In the past decades, the increasing need for ultra-high-resolution radio observations with enhanced sensitivity has led to a surge in data volumes from next-generation radio telescopes. Efficient tools for data management, processing, and storage optimization are now crucial for helping scientific analysis. The EXTRACT project, funded by the European Commission, is developing a distributed data-mining platform for EXTReme dAta Across the Compute conTinuum. A key use case, Transient Astrophysics with a Square Kilometer Array pathfinder (TASKA), takes advantage of EXTRACT technologies to handle the massive data streams produced by NenuFAR, one of the SKA pathfinders.

This work presents two targeted projects, TASKA-A1 and A2, focusing on real-time detection of (A1) Solar radio spikes and (A2) Jupiter's fast-drifting radio bursts (S-bursts), in high resolution time-frequency dynamic spectra. TASKA-A1 employs the deep learning-based SpikeNet convolutional neural network [Murphy et al., 2024] to detect Solar spikes in real-time observations. TASKA-A2 adapts an existing detection pipeline based on Fast Fourier Transform (FFT) and Radon Transform [Mauduit et al., 2023] to enable real-time identification of Jovian S-bursts. Additionally, we are developing a novel convolutional neural network based on anomaly detection to enhance detection efficiency and robustness. Both algorithms are embedded within the MurMuRe pipeline (Modular Multicast Receiver), specifically developed for the NenuFAR real time data receiver, which allows to use either the real-time data flow from the instrument or stored data with various formats.
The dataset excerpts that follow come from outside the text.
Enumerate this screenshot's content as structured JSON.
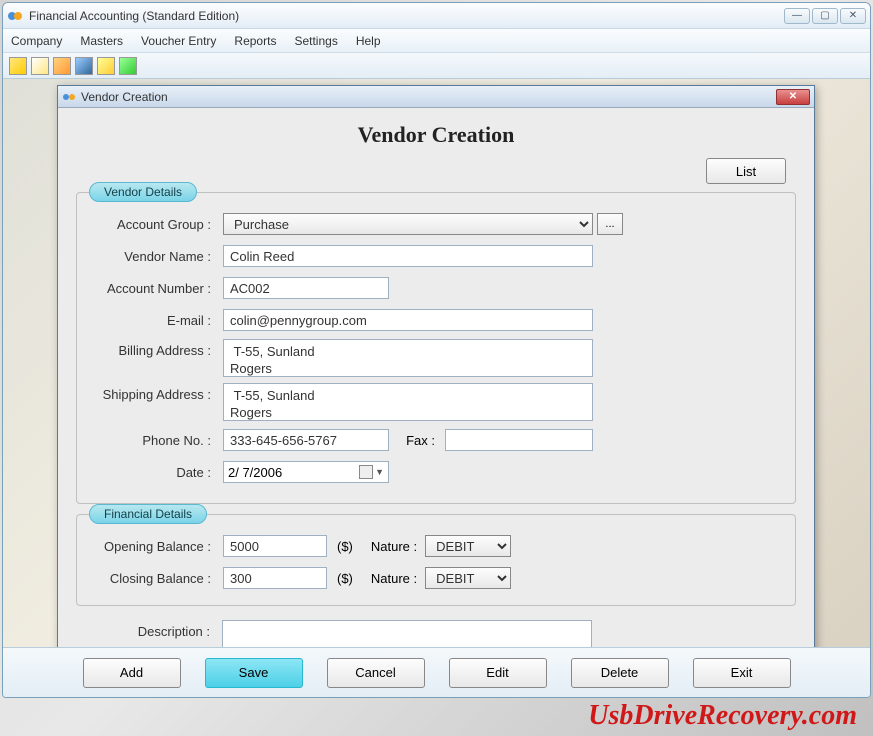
{
  "app": {
    "title": "Financial Accounting (Standard Edition)"
  },
  "menu": {
    "company": "Company",
    "masters": "Masters",
    "voucher": "Voucher Entry",
    "reports": "Reports",
    "settings": "Settings",
    "help": "Help"
  },
  "dialog": {
    "title": "Vendor Creation",
    "heading": "Vendor Creation",
    "list_btn": "List"
  },
  "vendor_details": {
    "legend": "Vendor Details",
    "labels": {
      "account_group": "Account Group :",
      "vendor_name": "Vendor Name :",
      "account_number": "Account Number :",
      "email": "E-mail :",
      "billing_address": "Billing Address :",
      "shipping_address": "Shipping Address :",
      "phone": "Phone No. :",
      "fax": "Fax :",
      "date": "Date :"
    },
    "values": {
      "account_group": "Purchase",
      "vendor_name": "Colin Reed",
      "account_number": "AC002",
      "email": "colin@pennygroup.com",
      "billing_address": " T-55, Sunland\nRogers",
      "shipping_address": " T-55, Sunland\nRogers",
      "phone": "333-645-656-5767",
      "fax": "",
      "date": " 2/  7/2006"
    }
  },
  "financial_details": {
    "legend": "Financial Details",
    "labels": {
      "opening_balance": "Opening Balance :",
      "closing_balance": "Closing Balance :",
      "currency": "($)",
      "nature": "Nature :"
    },
    "values": {
      "opening_balance": "5000",
      "closing_balance": "300",
      "nature_open": "DEBIT",
      "nature_close": "DEBIT"
    }
  },
  "description": {
    "label": "Description :",
    "value": ""
  },
  "buttons": {
    "add": "Add",
    "save": "Save",
    "cancel": "Cancel",
    "edit": "Edit",
    "delete": "Delete",
    "exit": "Exit"
  },
  "watermark": "UsbDriveRecovery.com",
  "ellipsis": "..."
}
These advancements provide an important step toward smart data filtering for next-generation radio telescopes. Indeed, by enabling real-time decision-making, astronomers can dynamically store high-resolution data for only the most scientifically valuable events while preserving lower-resolution data for broader analysis. It also paves the way of “analog to information” processing, which would drastically reduce the storage needs. As a matter of fact, the emissions studied in this work require a high time-frequency resolution, but are often embedded within larger slowly-varying emissions that can be studied at a lower resolution. This approach helps optimizing data storage while maintaining its value for scientific analysis, thus preparing for scalable solutions in the era of the Square Kilometer Array.